Obviously, wherever she is living she has computer access, seems to be able to sleep indoors, and has a phone, too. So, she does not have a job and pursues a strange one indeed. Why would she choose a more 'normal' job now? Just because you tell her to? She could easily get the job you are requiring of her right now - correct?

I agree with your intentions and I can see myself offering up the same hand up. However, I think it might be too soon. She does not seem miserable enough yet.
 

jbrain

Member
I agree with Busywend. I think she doesn't mind her life so much, it is hard to understand that, but that is the reality. You want this more for her than she does. She didn't come to you asking for help, you offered it and she thought maybe it could work to her advantage if she can get you to change the conditions.

How do your PCs feel about her moving back? My younger dtr would not do well at all if her older sister was moving back home but she was abused by her and is trying to heal. We absolutely cannot let her sister ever move back with us (and thankfully she is doing okay and doesn't want to!)

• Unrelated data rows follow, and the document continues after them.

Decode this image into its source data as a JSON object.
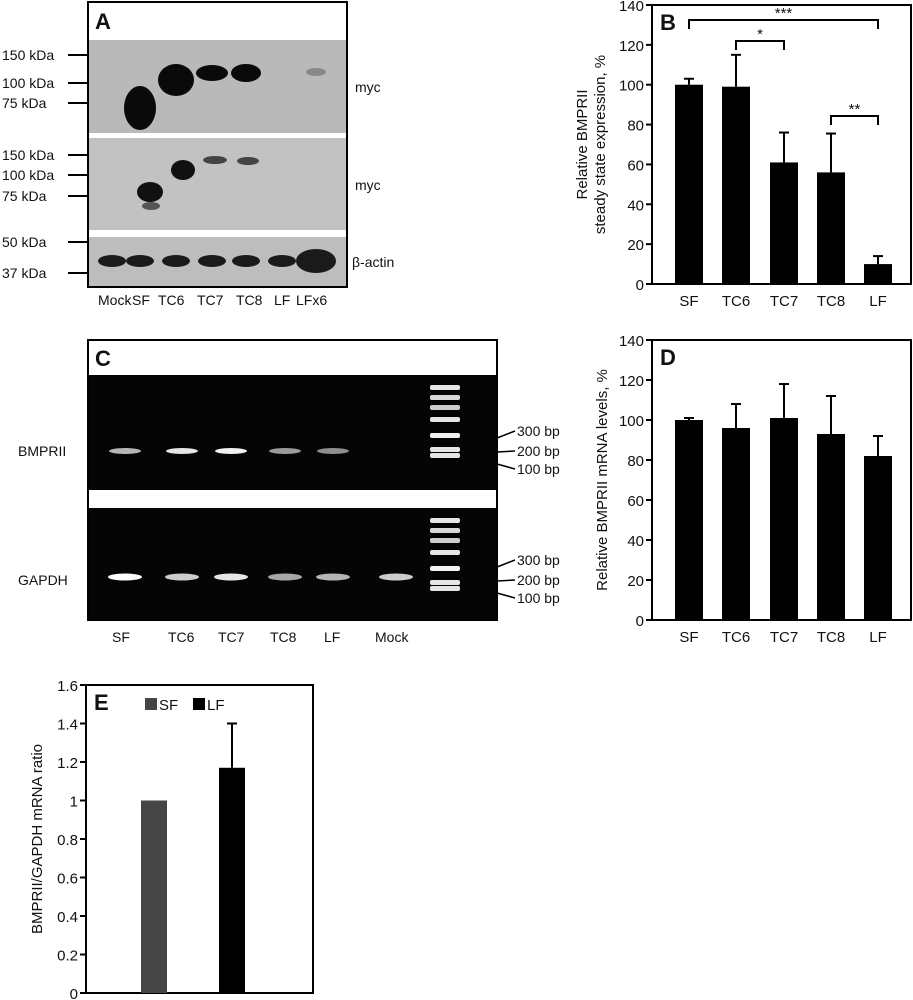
{
  "panel_a": {
    "letter": "A",
    "blot1_markers": [
      "150 kDa",
      "100 kDa",
      "75 kDa"
    ],
    "blot2_markers": [
      "150 kDa",
      "100 kDa",
      "75 kDa"
    ],
    "blot3_markers": [
      "50 kDa",
      "37 kDa"
    ],
    "blot1_label": "myc",
    "blot2_label": "myc",
    "blot3_label": "β-actin",
    "lanes": [
      "Mock",
      "SF",
      "TC6",
      "TC7",
      "TC8",
      "LF",
      "LFx6"
    ]
  },
  "panel_c": {
    "letter": "C",
    "gel1_label": "BMPRII",
    "gel2_label": "GAPDH",
    "ladder1": [
      "300 bp",
      "200 bp",
      "100 bp"
    ],
    "ladder2": [
      "300 bp",
      "200 bp",
      "100 bp"
    ],
    "lanes": [
      "SF",
      "TC6",
      "TC7",
      "TC8",
      "LF",
      "Mock"
    ]
  },
  "chart_data": [
    {
      "id": "B",
      "type": "bar",
      "letter": "B",
      "categories": [
        "SF",
        "TC6",
        "TC7",
        "TC8",
        "LF"
      ],
      "values": [
        100,
        99,
        61,
        56,
        10
      ],
      "errors": [
        3,
        16,
        15,
        19.5,
        4
      ],
      "ylabel_line1": "Relative BMPRII",
      "ylabel_line2": "steady state expression, %",
      "ylim": [
        0,
        140
      ],
      "yticks": [
        "0",
        "20",
        "40",
        "60",
        "80",
        "100",
        "120",
        "140"
      ],
      "significance": [
        {
          "from": "SF",
          "to": "LF",
          "label": "***"
        },
        {
          "from": "TC6",
          "to": "TC7",
          "label": "*"
        },
        {
          "from": "TC8",
          "to": "LF",
          "label": "**"
        }
      ],
      "color": "#000000"
    },
    {
      "id": "D",
      "type": "bar",
      "letter": "D",
      "categories": [
        "SF",
        "TC6",
        "TC7",
        "TC8",
        "LF"
      ],
      "values": [
        100,
        96,
        101,
        93,
        82
      ],
      "errors": [
        1,
        12,
        17,
        19,
        10
      ],
      "ylabel_line1": "Relative BMPRII mRNA levels, %",
      "ylim": [
        0,
        140
      ],
      "yticks": [
        "0",
        "20",
        "40",
        "60",
        "80",
        "100",
        "120",
        "140"
      ],
      "color": "#000000"
    },
    {
      "id": "E",
      "type": "bar",
      "letter": "E",
      "categories": [
        "SF",
        "LF"
      ],
      "values": [
        1.0,
        1.17
      ],
      "errors": [
        0,
        0.23
      ],
      "ylabel_line1": "BMPRII/GAPDH mRNA ratio",
      "ylim": [
        0,
        1.6
      ],
      "yticks": [
        "0",
        "0.2",
        "0.4",
        "0.6",
        "0.8",
        "1",
        "1.2",
        "1.4",
        "1.6"
      ],
      "legend": [
        {
          "name": "SF",
          "color": "#454545"
        },
        {
          "name": "LF",
          "color": "#000000"
        }
      ],
      "legend_position": "top"
    }
  ]
}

I think this is a set-up for failure and your discomfort with her life has led you to try to help but she isn't ready for your help and may never be ready. I think no one will benefit if she moves back. She will cause resentment in your family, she will fail once again, you will have to kick her out. Lots of pain and drama and chaos for everyone. I would rescind the offer, let her know if she ever would like to take you up on it that it remains open but only under your conditions and that she will have to take the initiative and also require some sort of proof that she is serious (such as getting the 2 jobs).

Good luck!
Jane
 

blb

New Member
M23- nice to see you :smile:

I have to tell you that I think she's not ready, you are still having to do the work for her taking her to a job fair, et al., when she clearly doesn't have any interest in improving her life. Knowing her hx, I almost think she's just going to be one of those who has to learn it herself. Any attempt by you to help her she will self sabotage, because she's not hungry for it.

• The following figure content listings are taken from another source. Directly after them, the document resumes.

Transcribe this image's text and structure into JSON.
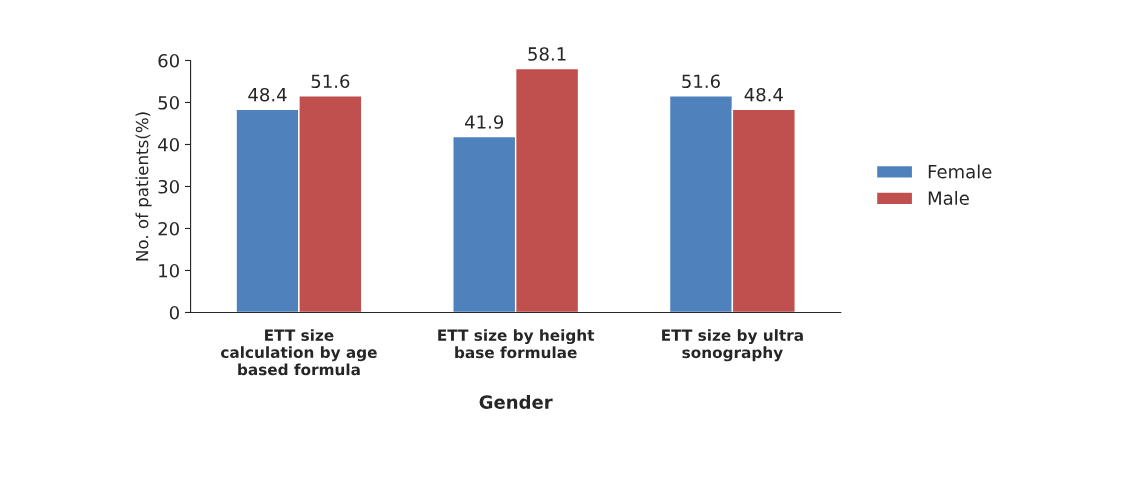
{
  "chart_data": {
    "type": "bar",
    "xlabel": "Gender",
    "ylabel": "No. of patients(%)",
    "categories": [
      "ETT size calculation by age based formula",
      "ETT size by height base formulae",
      "ETT size by ultra sonography"
    ],
    "series": [
      {
        "name": "Female",
        "color": "#4f81bd",
        "values": [
          48.4,
          41.9,
          51.6
        ]
      },
      {
        "name": "Male",
        "color": "#c0504d",
        "values": [
          51.6,
          58.1,
          48.4
        ]
      }
    ],
    "ylim": [
      0,
      60
    ],
    "yticks": [
      0,
      10,
      20,
      30,
      40,
      50,
      60
    ],
    "grid": false,
    "legend": "right",
    "data_labels": true
  }
}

I'm sorry to hear that the baby is with dad, but it sounds unfortunately like it's the best thing for your grandchild.

Wish I could offer you a more positive reading of the situation, but based on what you wrote I think you'll be just dragging your pcs back into the drama :frown:
 

peace and joy

New Member
I think you what a better life for her more than she does. Don't we all want that for our children?

I'm afraid if she does move back in it will be a disaster. You have to follow your gut, though. If she does take your offer; she MUST, MUST, MUST have STEADY employment first!

Blessings!
 

Fran

Former desparate mom
Hi mom to 3. It's been a long time.
I'm sorry to hear that difficult child is still trying to live an unproductive life.
I can understand the offer you and your husband made as it seems that she was headed for a career choice that could put her in a dangerous and scary position. Hopefully if you keep reminding her how stressful living as she has, she will try to keep her focus on doing better for herself. I think you did a kind thing, even if she doesn't manage to follow through. It gave her some reprieve. She may not acknowledge it but you know it was an important thing you did for her.

My difficult child seems more ambitious since his easy child brother graduated and has done what he was supposed to do for himself. Unfortunately, my difficult child doesn't seem to be able to work a 40hr week yet. He is doing better than last year but it's 24 hrs/wk. We tried full time but he just couldn't hold it together. He also doesn't have time for normal routine housework/maintance/planning because he has to work. Sheesh, give me a break. He has some new movie to watch or whatever is his interest.

She has some skills, it's unfortunate that she doesn't use them to help herself. Our kids just can't seem to get out of the bag they are stuck in.

It's nice to see you. Hope your offer works out.
 

hearthope

New Member
I agree with the others. You have come so far with your detachment. Remember the reasons you had to detach in the first place and you will realize SHE needs to be the one to contact you for the hand - up when she is ready for change, not when you and husband thinks she is ready.

Hard as this all is, she has to be the one ready to change or it will never work.